Monday, Feb. 01, 1988

Islam's Voice in Gaza

"The first generation had patience," says Sheik Ahmad Yasin, reclining on the floor of a chilly room in his house in the Gaza Strip as he talks about Palestinian frustrations under Israeli rule. "But this patience will not be repeated by the new generation," he adds, choosing his words with care lest he be arrested by the Israelis. Sheik Yasin, 51, is a spiritual leader of the Islamic fundamentalist movement in Gaza and thus a prime force behind the religious gale that has recently fanned the flames of unrest in the occupied territories.

Born in the Arab village of Al-Joura, Sheik Yasin has been paralyzed below the neck since age 15 as the result of an athletic accident.
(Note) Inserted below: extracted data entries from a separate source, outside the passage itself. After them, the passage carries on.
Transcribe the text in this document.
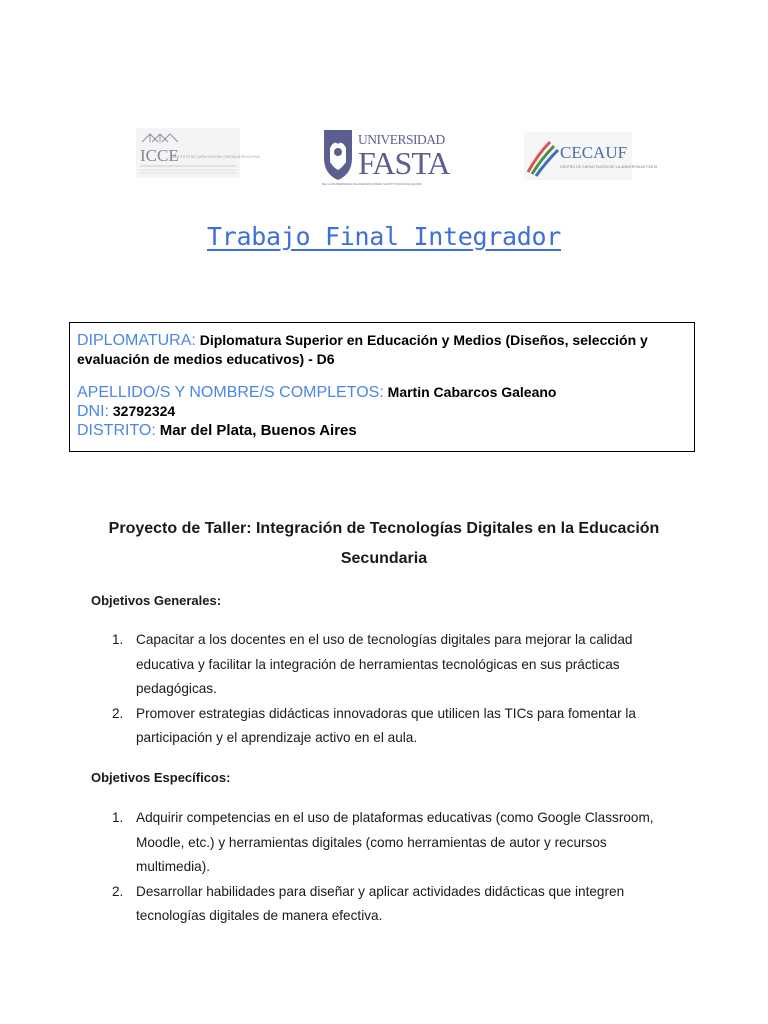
ICCE
INSTITUTO DE CAPACITACIÓN CONTINUA EDUCATIVA
UNIVERSIDAD
FASTA
DE LA FRATERNIDAD DE AGRUPACIONES SANTO TOMAS DE AQUINO
CECAUF
CENTRO DE CAPACITACIÓN DE LA UNIVERSIDAD FASTA
Trabajo Final Integrador
DIPLOMATURA: Diplomatura Superior en Educación y Medios (Diseños, selección y
evaluación de medios educativos) - D6
APELLIDO/S Y NOMBRE/S COMPLETOS: Martin Cabarcos Galeano
DNI: 32792324
DISTRITO: Mar del Plata, Buenos Aires
Proyecto de Taller: Integración de Tecnologías Digitales en la Educación
Secundaria
Objetivos Generales:
1. Capacitar a los docentes en el uso de tecnologías digitales para mejorar la calidad
educativa y facilitar la integración de herramientas tecnológicas en sus prácticas
pedagógicas.
2. Promover estrategias didácticas innovadoras que utilicen las TICs para fomentar la
participación y el aprendizaje activo en el aula.
Objetivos Específicos:
1. Adquirir competencias en el uso de plataformas educativas (como Google Classroom,
Moodle, etc.) y herramientas digitales (como herramientas de autor y recursos
multimedia).
2. Desarrollar habilidades para diseñar y aplicar actividades didácticas que integren
tecnologías digitales de manera efectiva.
He resides with his wife and eleven children in a one-story house in Gaza City. Family members assist him in dressing and eating. Despite his handicap, he runs al-Mujama al- Islami, a community organization that builds mosques and sponsors cultural activities.
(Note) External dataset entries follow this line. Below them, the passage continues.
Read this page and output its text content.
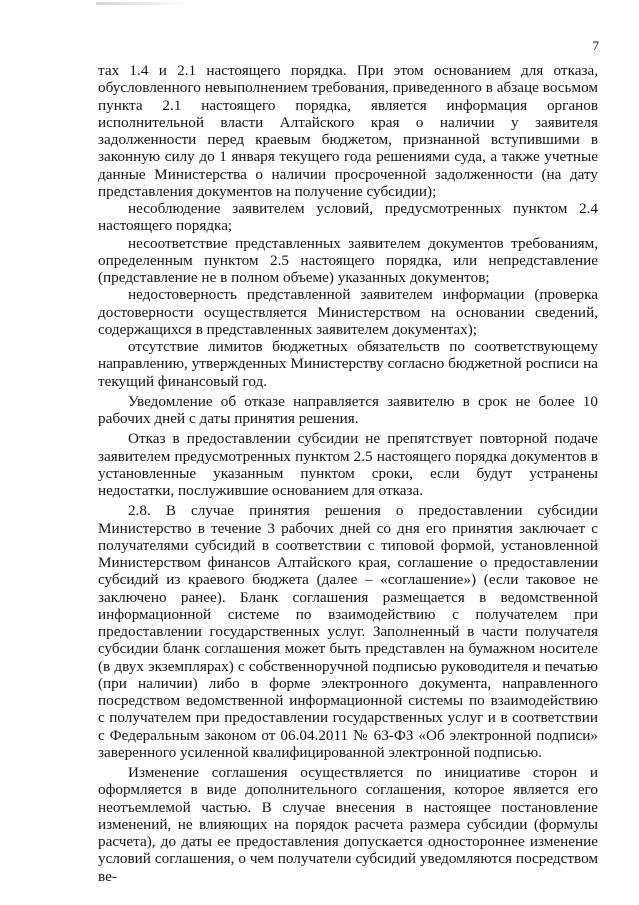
7

тах 1.4 и 2.1 настоящего порядка. При этом основанием для отказа, обусловленного невыполнением требования, приведенного в абзаце восьмом пункта 2.1 настоящего порядка, является информация органов исполнительной власти Алтайского края о наличии у заявителя задолженности перед краевым бюджетом, признанной вступившими в законную силу до 1 января текущего года решениями суда, а также учетные данные Министерства о наличии просроченной задолженности (на дату представления документов на получение субсидии);

несоблюдение заявителем условий, предусмотренных пунктом 2.4 настоящего порядка;

несоответствие представленных заявителем документов требованиям, определенным пунктом 2.5 настоящего порядка, или непредставление (представление не в полном объеме) указанных документов;

недостоверность представленной заявителем информации (проверка достоверности осуществляется Министерством на основании сведений, содержащихся в представленных заявителем документах);

отсутствие лимитов бюджетных обязательств по соответствующему направлению, утвержденных Министерству согласно бюджетной росписи на текущий финансовый год.

Уведомление об отказе направляется заявителю в срок не более 10 рабочих дней с даты принятия решения.

Отказ в предоставлении субсидии не препятствует повторной подаче заявителем предусмотренных пунктом 2.5 настоящего порядка документов в установленные указанным пунктом сроки, если будут устранены недостатки, послужившие основанием для отказа.

2.8. В случае принятия решения о предоставлении субсидии Министерство в течение 3 рабочих дней со дня его принятия заключает с получателями субсидий в соответствии с типовой формой, установленной Министерством финансов Алтайского края, соглашение о предоставлении субсидий из краевого бюджета (далее – «соглашение») (если таковое не заключено ранее). Бланк соглашения размещается в ведомственной информационной системе по взаимодействию с получателем при предоставлении государственных услуг. Заполненный в части получателя субсидии бланк соглашения может быть представлен на бумажном носителе (в двух экземплярах) с собственноручной подписью руководителя и печатью (при наличии) либо в форме электронного документа, направленного посредством ведомственной информационной системы по взаимодействию с получателем при предоставлении государственных услуг и в соответствии с Федеральным законом от 06.04.2011 № 63-ФЗ «Об электронной подписи» заверенного усиленной квалифицированной электронной подписью.

Изменение соглашения осуществляется по инициативе сторон и оформляется в виде дополнительного соглашения, которое является его неотъемлемой частью. В случае внесения в настоящее постановление изменений, не влияющих на порядок расчета размера субсидии (формулы расчета), до даты ее предоставления допускается одностороннее изменение условий соглашения, о чем получатели субсидий уведомляются посредством ве-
In 1984 Israeli authorities found an arms cache in the cellar of his mosque. Sheik Yasin and several dozen followers were charged with illegal possession of weapons and intent to destroy the state of Israel; though he was sentenced to 13 years in jail, he was freed ten months later in a mass exchange of Palestinian political prisoners for Israeli POWs in Lebanon.
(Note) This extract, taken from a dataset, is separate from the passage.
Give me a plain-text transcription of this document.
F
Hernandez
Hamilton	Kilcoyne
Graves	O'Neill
Bundled in a faded blanket and offering his visitors oranges and tea, Sheik Yasin decries the nationalist ideology of the Palestine Liberation Organization and instead insists that Palestinian aspirations can be realized only by creating an Islamic state. "If God wants an Islamic solution, then God's wish will be implemented," declares the sheik. He professes to have abandoned violence, but he adds confidently, "Believing in God and in Islam means having the readiness to die."